I'd also maintain I think there are factors at play beyond just "whether or not a new hardware is needed!".

If Nintendo ordered new hardware to be developed they likely did so 3-4 years ago, and if that hardware is now ready, someone has to be paid (someone being most notably Nvidia).

You can't just hire someone to paint your house and when they finish say "well it turns out I could've waited a year or two for my house to be painted, so can I pay you two years from now?". It doesn't work that way in chip design either. So I think the successor hardware chip was always going to be ready for 2023/2024.

Would you do a large job for anyone and then accept not being paid once the job is finished? Why do people expect Nvidia to behave that way? 

Nintendo can eat a bunch of losses by paying for it and not getting any revenue back I guess but I doubt they want to do that.

There's not much logic in sitting on a finished chip that you have to pay for, not making any money off of it, and then on top of that having a declining existing hardware that's bringing in lower and lower hardware sales and profit on a yearly basis to go with that. 

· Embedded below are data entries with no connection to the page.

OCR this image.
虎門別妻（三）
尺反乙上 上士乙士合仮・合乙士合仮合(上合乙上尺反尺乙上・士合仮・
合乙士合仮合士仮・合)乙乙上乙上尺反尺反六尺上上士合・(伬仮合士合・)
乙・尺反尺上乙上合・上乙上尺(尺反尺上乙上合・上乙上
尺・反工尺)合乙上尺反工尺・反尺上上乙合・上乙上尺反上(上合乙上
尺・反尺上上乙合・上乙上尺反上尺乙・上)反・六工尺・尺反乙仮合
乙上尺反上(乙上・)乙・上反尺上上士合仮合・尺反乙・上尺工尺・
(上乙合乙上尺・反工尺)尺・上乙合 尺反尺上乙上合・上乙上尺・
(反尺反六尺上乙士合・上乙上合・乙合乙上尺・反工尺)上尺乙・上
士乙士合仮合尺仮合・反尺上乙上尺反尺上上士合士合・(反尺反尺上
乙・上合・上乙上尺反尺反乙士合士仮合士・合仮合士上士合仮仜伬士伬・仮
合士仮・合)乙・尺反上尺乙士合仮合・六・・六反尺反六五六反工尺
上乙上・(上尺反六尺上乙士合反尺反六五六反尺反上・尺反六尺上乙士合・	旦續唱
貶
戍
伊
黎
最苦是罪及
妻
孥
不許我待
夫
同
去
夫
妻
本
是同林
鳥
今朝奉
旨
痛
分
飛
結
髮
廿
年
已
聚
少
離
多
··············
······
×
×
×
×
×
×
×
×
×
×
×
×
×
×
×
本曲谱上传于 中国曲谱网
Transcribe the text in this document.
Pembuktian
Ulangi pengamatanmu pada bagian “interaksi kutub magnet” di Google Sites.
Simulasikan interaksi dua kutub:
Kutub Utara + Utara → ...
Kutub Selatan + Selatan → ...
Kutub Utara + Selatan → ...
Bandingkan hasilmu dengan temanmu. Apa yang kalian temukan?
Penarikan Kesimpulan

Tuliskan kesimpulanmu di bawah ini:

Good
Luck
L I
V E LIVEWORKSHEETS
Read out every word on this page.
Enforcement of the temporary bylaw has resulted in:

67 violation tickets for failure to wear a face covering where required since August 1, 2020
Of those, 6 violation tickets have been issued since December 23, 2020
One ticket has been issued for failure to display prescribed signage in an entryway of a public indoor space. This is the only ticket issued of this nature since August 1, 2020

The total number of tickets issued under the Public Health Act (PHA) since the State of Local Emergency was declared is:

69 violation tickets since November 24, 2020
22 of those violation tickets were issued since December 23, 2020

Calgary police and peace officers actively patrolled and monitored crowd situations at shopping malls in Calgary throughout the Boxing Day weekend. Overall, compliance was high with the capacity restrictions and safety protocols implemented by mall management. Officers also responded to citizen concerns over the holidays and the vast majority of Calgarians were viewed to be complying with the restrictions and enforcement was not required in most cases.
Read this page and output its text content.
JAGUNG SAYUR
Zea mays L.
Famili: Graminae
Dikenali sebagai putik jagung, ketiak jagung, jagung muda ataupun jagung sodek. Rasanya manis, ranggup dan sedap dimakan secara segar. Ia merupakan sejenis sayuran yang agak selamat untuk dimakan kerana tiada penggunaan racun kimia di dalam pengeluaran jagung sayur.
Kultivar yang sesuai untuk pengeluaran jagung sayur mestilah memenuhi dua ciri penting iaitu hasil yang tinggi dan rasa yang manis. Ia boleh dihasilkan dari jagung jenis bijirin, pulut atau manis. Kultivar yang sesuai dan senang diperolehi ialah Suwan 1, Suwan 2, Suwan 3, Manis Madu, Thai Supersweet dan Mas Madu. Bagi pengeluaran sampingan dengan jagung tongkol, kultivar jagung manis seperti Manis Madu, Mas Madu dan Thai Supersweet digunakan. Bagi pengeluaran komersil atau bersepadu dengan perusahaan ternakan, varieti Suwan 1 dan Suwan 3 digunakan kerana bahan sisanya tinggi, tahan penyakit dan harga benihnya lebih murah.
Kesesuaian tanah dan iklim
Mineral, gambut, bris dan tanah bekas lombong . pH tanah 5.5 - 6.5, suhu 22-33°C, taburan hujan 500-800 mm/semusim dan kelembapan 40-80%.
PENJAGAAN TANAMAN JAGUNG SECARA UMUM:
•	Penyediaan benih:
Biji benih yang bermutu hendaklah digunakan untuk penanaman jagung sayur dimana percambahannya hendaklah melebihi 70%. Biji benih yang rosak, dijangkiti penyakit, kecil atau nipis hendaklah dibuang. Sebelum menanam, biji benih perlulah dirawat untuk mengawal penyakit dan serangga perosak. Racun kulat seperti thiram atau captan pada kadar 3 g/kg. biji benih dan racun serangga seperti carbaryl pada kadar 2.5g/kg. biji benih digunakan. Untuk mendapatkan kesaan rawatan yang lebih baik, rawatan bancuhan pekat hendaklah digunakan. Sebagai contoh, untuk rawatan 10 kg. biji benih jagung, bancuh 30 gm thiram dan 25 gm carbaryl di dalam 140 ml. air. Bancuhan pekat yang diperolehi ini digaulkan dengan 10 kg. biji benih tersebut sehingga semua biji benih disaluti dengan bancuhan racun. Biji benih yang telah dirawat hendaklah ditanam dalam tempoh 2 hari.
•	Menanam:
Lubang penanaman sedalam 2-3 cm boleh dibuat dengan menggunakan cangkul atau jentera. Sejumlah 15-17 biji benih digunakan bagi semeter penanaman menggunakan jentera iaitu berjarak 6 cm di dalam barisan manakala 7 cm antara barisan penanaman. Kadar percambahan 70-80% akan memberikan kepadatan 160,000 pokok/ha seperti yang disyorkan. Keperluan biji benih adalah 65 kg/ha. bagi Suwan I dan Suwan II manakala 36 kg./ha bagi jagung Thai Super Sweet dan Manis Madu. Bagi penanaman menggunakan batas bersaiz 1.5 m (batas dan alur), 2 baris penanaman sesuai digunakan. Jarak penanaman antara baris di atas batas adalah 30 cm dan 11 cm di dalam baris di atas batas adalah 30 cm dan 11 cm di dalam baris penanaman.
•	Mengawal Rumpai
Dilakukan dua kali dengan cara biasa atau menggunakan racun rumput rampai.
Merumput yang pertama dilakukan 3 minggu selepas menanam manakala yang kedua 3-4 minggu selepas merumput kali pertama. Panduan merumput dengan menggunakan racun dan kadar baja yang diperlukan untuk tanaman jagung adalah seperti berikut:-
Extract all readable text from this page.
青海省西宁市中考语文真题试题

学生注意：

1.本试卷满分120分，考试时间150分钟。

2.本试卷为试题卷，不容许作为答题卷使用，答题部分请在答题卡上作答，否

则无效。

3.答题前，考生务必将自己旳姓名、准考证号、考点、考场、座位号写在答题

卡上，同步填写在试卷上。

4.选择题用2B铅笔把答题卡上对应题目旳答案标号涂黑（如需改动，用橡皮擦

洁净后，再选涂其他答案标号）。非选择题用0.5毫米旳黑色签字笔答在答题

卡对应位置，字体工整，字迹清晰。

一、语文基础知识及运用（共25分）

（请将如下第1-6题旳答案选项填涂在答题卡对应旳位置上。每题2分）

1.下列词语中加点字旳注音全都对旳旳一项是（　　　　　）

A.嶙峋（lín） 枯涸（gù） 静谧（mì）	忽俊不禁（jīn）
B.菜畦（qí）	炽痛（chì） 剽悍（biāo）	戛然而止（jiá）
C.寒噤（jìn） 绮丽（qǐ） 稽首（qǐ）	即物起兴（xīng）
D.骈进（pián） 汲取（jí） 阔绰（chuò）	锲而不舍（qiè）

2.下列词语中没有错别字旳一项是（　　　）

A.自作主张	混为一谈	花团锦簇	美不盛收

Yep, and the chipset that the new Switch seems to be using, the Orin based Tegra T239, was first rumored in 2021 and back in September 2022, the Nvidia employee confirmed it was a real chipset he was working on. I think it's safe to say this chipset will be done soon, and I agree that it doesn't make much sense to sit on a finished chipset design for a year or more just to push Switch 2 to 2025, especially since Switch 1 sales are clearly on the decline now.